Sebagai perwakilan Israel di PBB, Erdan bertanggungjawab mewakili Israel dalam forum internasional tsb dan memperjuangkan posisi Israel dalam berbagai isu global. Perannya di PBB sangat penting dalam konteks hubungan internasional, terutama dalam menghadapi tekanan dan kritik dari komunitas internasional terkait kebijakan-kebijakan Israel di wilayah Arab-Palestina dan isu-isu lainnya.
Merespon serangan Iran belum lama ini ke Israel, dalam rapat darurat Dewan Keamanan PBB Gilad menyebut Iran tak ubahnya Nazi. Gilad meminta DK PBB menjatuhkan sanksi dan mengambil tindakan tegas atas serangan Iran. Ambisi hegemonik Iran untuk mendominasi kawasan harus dihentikan sebelum hal ini mendorong dunia ke titik yang tidak bisa kembali lagi, dari perang regional menjadi perang dunia.
Tujuan Iran, lanjut Erdan, akan mendominasi dunia dengan mengekspor revolusi radikal Syiah ke seluruh dunia. Iran tak ubahnya Reich ketiga atau Nazi. Ayatollah Ali Khamenei tak ubahnya Adolf Hitler, demikian Gilad Erdan di PBB.
Usai Gilad, pimpinan sidang selanjutnya memberi kesempatan kepada Dubes  Iran untuk PBB Amir Saeed Iravani. Dubes Iran ini lebih tua dari Gilad Erdan. Gayanya lebih cool. Merespon serangan Israel, melalui Dubesnya Erdan yang lincah dan berbicara bahasa Inggeris dengan logat Israelnya, tak ubahnya penyanyi Reggae legendaris Bob Marley yang menyanyikan lagu berbahasa Inggeris dengan logat Jamaica, Dubes Iran yang cool itu menandaskan Iran hanya membela diri karena serangan Israel ke konsulatnya di Damaskus. Ia menepis semua tudingan Erdan sebelumnya.
Itulah rapat darurat DK PBB belum lama ini. Tapi seperti biasa telikung-mentelikung antar super power tetap mewarnai forum dunia itu.
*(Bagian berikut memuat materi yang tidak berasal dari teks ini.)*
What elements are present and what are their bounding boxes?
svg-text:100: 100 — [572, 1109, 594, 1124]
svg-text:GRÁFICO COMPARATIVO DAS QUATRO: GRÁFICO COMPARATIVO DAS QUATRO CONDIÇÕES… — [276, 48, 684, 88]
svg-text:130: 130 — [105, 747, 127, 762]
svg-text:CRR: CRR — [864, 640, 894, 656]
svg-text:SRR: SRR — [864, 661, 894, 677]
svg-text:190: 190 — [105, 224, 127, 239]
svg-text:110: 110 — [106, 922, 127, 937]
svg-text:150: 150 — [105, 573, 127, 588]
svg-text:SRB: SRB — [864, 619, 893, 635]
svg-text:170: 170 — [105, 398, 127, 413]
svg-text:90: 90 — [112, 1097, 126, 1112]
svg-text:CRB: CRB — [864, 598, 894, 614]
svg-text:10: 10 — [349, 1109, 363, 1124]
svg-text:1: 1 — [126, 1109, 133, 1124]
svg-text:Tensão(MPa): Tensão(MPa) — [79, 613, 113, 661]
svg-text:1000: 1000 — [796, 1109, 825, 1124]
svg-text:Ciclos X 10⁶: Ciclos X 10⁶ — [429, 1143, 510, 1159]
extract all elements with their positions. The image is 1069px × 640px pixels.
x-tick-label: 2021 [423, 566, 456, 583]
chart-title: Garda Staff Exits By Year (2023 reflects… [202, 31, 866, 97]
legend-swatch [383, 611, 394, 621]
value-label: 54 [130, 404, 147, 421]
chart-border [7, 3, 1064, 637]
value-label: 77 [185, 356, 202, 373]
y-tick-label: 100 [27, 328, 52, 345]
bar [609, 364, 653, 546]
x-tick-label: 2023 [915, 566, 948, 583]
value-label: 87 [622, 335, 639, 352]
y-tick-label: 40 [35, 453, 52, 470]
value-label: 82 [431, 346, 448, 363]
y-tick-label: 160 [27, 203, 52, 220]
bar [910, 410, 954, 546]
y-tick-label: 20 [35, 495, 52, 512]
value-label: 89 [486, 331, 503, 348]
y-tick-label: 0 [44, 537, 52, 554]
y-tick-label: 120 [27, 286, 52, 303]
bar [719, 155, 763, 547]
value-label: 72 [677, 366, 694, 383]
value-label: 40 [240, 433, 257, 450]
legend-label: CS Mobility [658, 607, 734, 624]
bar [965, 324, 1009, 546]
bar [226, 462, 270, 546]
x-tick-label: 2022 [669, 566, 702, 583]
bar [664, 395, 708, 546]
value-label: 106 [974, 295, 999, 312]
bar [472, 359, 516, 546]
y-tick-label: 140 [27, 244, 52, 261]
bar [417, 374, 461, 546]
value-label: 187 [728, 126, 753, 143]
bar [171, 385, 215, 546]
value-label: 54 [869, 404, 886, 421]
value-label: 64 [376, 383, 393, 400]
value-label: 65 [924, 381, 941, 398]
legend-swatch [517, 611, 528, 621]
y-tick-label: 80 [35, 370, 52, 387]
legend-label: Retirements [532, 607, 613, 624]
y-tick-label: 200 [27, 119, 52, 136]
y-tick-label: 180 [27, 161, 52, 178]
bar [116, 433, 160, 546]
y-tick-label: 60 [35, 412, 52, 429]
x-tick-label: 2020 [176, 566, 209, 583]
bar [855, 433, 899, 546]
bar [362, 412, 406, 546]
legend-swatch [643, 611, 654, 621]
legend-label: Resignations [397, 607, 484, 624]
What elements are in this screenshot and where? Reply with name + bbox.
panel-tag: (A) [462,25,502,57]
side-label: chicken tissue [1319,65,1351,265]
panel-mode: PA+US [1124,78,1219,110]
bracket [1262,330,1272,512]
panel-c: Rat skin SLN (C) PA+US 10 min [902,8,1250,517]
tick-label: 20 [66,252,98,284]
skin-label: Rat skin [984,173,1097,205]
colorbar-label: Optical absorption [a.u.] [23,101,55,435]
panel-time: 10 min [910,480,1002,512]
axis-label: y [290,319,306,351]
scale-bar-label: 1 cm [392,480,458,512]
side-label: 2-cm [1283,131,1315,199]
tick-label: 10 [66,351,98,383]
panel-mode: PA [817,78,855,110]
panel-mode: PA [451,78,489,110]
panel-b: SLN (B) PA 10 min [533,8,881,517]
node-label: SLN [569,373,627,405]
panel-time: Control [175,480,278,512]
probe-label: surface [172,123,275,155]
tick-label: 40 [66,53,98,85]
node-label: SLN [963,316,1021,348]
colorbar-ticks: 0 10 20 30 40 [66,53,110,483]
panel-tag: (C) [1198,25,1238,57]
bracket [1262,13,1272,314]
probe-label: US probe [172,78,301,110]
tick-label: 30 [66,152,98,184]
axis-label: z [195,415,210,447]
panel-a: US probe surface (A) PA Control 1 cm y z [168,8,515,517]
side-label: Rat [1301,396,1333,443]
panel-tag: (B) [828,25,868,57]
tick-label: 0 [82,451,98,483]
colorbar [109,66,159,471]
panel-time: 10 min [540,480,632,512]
Sejauh ini belum ada resolusi yang pasti akan dikayuh kemana DK PBB dalam menuntaskan persoalan serangan Iran tsb.
Kembali ke laptop. Kita pun bertanya-tanya mengapa Iran memutuskan untuk menyerang Israel secara langsung pada akhir pekan dengan rentetan lebih dari 300 rudal dan drone, dan sebagian besar berhasil ditembak jatuh Israel dan sekutunya.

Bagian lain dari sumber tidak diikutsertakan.